Walker was optioned to Triple-A Syracuse to begin the 2024 season. In 10 games for the Mets, he recorded a 5.11 ERA with 11 strikeouts across 12 1/3 innings pitched. Walker was designated for assignment following the acquisition of Ryne Stanek on July 26.

===Pittsburgh Pirates===
On July 30, 2024, Walker was traded to the Pittsburgh Pirates in exchange for Nicolas Carreno. After one appearance for the Triple-A Indianapolis Indians, the Pirates designated Walker for assignment on August 9. He was released by the organization the next day. Walker re-signed with the Pirates on a minor league contract on August 15. He elected free agency following the season on November 4.

===Toronto Blue Jays===
On December 20, 2024, Walker signed a one–year, $760,000 contract with the Toronto Blue Jays. He was optioned to the Triple-A Buffalo Bisons to begin the 2025 season. In three appearances for Toronto, Walker recorded a 7.20 ERA with eight strikeouts over five innings of work. On May 25, 2025, Walker was designated for assignment following the promotion of Ali Sánchez.
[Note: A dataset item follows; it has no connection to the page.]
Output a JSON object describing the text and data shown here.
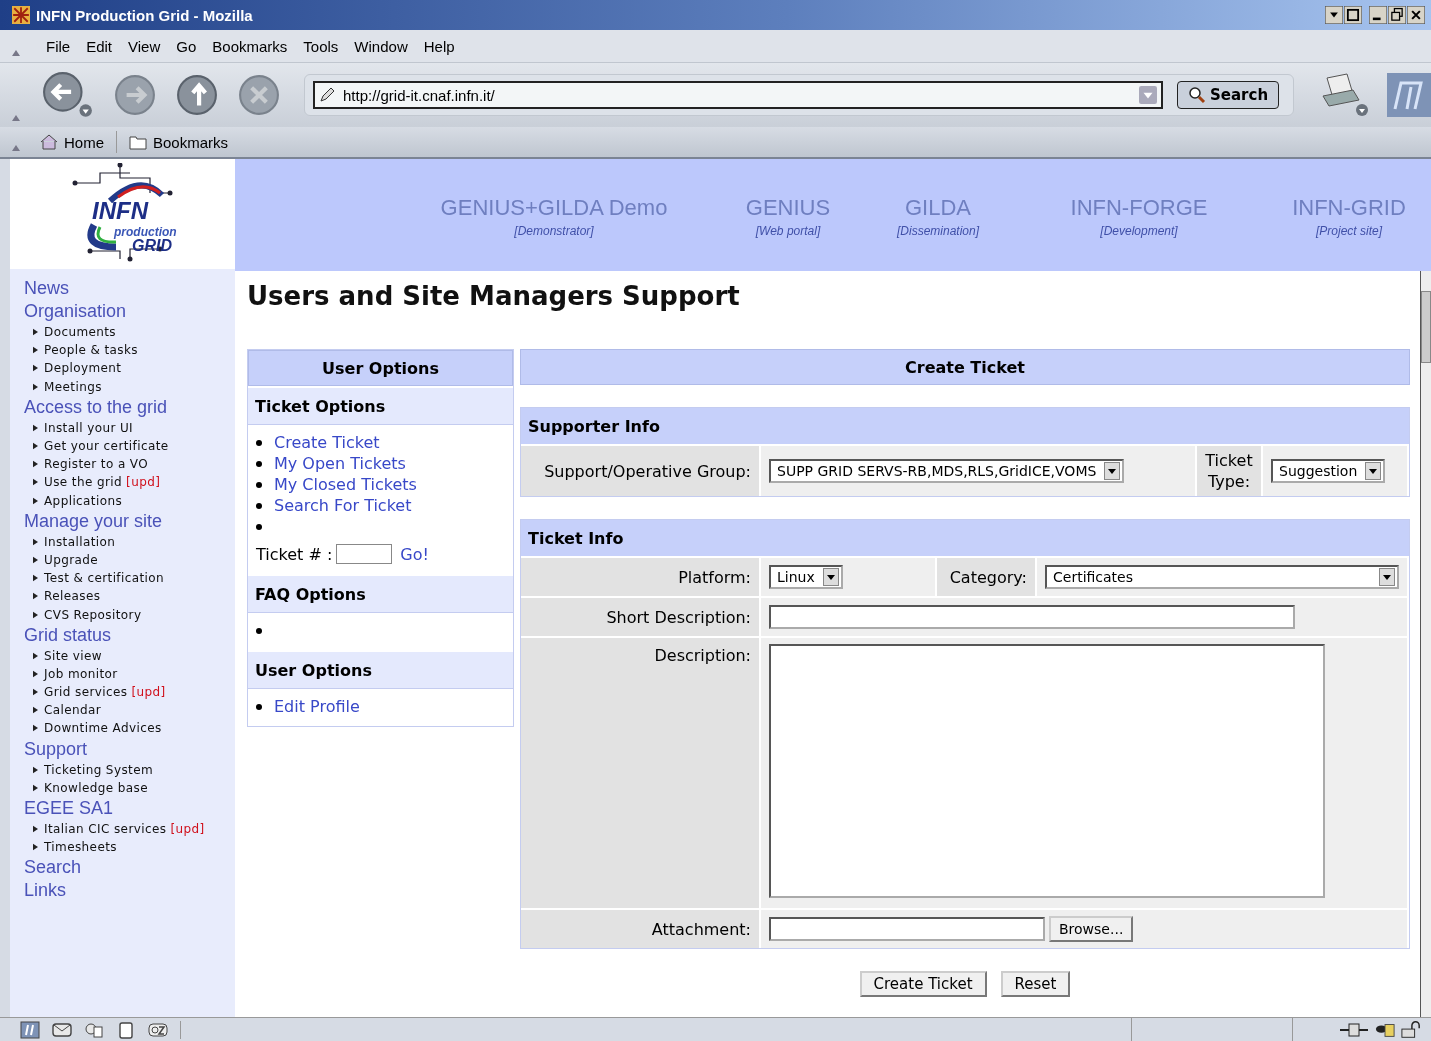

===Philadelphia Phillies===
On May 29, 2025, Walker was traded to the Philadelphia Phillies in exchange for cash considerations. In 23 appearances for the Triple-A Lehigh Valley IronPigs, he logged a 2–1 record and 4.50 ERA with 22 strikeouts over 26 innings of work. On August 19, Walker was designated for assignment by the Phillies.

===Baltimore Orioles===
On August 21, 2025, Walker was claimed off waivers by the Baltimore Orioles. In six appearances for the Triple-A Norfolk Tides, he recorded a 2.70 ERA with seven strikeouts across 6 2/3 innings pitched. Walker was designated for assignment by the Orioles on November 6.

On November 13, 2025, Walker was claimed off waivers by the Atlanta Braves. He was designated for assignment by the Braves on December 5. On December 10, Walker was claimed back off waivers by the Orioles. He was designated for assignment following the acquisition of Shane Baz on December 19. Walker cleared waivers and was sent outright to Norfolk on January 7, 2026. He was assigned to Triple-A Norfolk to begin the regular season. On May 11, the Orioles selected Walker's contract, adding him to their active roster.